Les trains de banlieue de la région parisienne vont être remplacés par une entreprise canadienne et non par l’entreprise française sur les rangs.

Les éoliennes de Cast sont fabriquées en Espagne, au Danemark et en Allemagne, montées par des Irlandais et mises en route par des Allemands.
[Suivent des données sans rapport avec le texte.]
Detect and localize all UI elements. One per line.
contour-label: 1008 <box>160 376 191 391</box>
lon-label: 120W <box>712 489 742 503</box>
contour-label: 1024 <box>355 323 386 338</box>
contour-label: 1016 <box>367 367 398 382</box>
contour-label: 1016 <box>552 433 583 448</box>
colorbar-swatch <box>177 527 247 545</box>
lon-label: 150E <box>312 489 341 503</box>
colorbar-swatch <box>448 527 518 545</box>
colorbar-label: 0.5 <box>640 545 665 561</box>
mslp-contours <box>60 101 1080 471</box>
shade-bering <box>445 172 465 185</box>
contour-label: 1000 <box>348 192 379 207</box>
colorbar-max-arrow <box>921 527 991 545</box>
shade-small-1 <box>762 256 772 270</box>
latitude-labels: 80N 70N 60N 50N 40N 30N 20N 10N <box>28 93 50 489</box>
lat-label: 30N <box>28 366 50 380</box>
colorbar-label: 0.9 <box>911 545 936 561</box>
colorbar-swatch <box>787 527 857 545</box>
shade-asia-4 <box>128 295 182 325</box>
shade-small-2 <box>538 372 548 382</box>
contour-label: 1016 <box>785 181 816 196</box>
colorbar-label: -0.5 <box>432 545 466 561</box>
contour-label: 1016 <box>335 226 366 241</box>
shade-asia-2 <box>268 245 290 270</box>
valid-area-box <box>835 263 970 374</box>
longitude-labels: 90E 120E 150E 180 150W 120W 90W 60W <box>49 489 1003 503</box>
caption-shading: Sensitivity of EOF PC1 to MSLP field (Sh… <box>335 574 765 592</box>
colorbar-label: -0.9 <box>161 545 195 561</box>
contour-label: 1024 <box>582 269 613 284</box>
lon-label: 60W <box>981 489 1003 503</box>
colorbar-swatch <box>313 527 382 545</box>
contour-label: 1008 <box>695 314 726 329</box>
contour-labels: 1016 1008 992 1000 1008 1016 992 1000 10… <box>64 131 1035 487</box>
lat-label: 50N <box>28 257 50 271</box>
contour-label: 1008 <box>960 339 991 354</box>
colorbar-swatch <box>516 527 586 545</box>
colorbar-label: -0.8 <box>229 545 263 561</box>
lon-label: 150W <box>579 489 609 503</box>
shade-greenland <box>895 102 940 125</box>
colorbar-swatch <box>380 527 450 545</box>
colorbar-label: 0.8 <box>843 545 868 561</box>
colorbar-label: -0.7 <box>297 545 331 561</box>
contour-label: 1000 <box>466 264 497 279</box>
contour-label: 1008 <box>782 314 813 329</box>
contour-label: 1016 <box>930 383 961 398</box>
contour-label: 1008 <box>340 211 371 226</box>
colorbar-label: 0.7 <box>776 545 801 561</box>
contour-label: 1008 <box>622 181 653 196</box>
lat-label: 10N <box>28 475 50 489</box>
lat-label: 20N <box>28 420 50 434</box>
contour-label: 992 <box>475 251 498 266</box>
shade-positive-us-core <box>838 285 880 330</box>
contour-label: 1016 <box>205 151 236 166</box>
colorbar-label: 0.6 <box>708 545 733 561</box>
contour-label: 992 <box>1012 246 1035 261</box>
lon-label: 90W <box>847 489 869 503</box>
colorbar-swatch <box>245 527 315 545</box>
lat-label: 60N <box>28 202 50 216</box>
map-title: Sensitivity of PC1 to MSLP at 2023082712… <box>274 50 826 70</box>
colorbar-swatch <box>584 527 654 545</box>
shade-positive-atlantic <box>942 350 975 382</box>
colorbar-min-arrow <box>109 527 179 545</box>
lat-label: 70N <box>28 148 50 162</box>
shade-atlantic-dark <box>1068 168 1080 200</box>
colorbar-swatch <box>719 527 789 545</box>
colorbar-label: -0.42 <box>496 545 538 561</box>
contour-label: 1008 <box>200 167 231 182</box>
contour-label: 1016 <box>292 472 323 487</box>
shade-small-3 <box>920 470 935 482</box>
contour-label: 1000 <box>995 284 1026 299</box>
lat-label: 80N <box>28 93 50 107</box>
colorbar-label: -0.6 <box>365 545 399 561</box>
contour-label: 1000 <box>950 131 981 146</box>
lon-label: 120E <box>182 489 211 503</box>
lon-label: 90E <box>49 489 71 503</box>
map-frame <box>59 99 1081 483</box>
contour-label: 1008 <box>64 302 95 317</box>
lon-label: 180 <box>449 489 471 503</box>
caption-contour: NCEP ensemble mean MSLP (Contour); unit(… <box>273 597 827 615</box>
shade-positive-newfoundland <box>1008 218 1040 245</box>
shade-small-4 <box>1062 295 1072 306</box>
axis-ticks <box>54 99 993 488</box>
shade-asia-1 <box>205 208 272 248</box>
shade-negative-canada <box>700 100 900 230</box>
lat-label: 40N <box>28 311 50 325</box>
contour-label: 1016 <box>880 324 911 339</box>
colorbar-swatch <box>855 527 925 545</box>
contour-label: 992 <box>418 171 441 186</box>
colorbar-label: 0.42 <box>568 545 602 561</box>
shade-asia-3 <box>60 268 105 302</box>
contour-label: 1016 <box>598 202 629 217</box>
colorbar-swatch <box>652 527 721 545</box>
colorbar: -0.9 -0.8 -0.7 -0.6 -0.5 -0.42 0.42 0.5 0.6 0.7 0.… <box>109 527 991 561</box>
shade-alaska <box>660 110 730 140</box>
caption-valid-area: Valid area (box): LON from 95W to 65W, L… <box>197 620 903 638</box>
Et l’électricité produite ainsi est achetée par EDF au prix fort.

Les vasodilatateurs seront encore remboursés alors que leur efficacité est douteuse (par ailleurs, et non lu car on n’en parle guère en dehors des cercles médicaux, le prix de certains médicaments chers, dont l’efficacité est « modeste » d’après l’HAS, n’est pas remis en cause, un antiagrégant plaquettaire dans certaines indications, des médicaments donnés pour la maladie d’Alzheimer).

La principale entreprise française de pompes funèbres appartient à des fonds de pension américains.

Et s’il n’y avait que cela… Citons, entre autres, l’abandon à eux-mêmes et le désarroi de certains jeunes s’exprimant dans l’alcool, dans la délinquance et faisant le lit de l’intégrisme, la « déresponsabilisation générale », la destruction de la valeur du travail, le « cinéma » des politiciens, toutefois amplifié et déformé par la médiatisation, etc.

Je suis inquiet pour mon pays, pour son avenir, donc pour ses, mes enfants.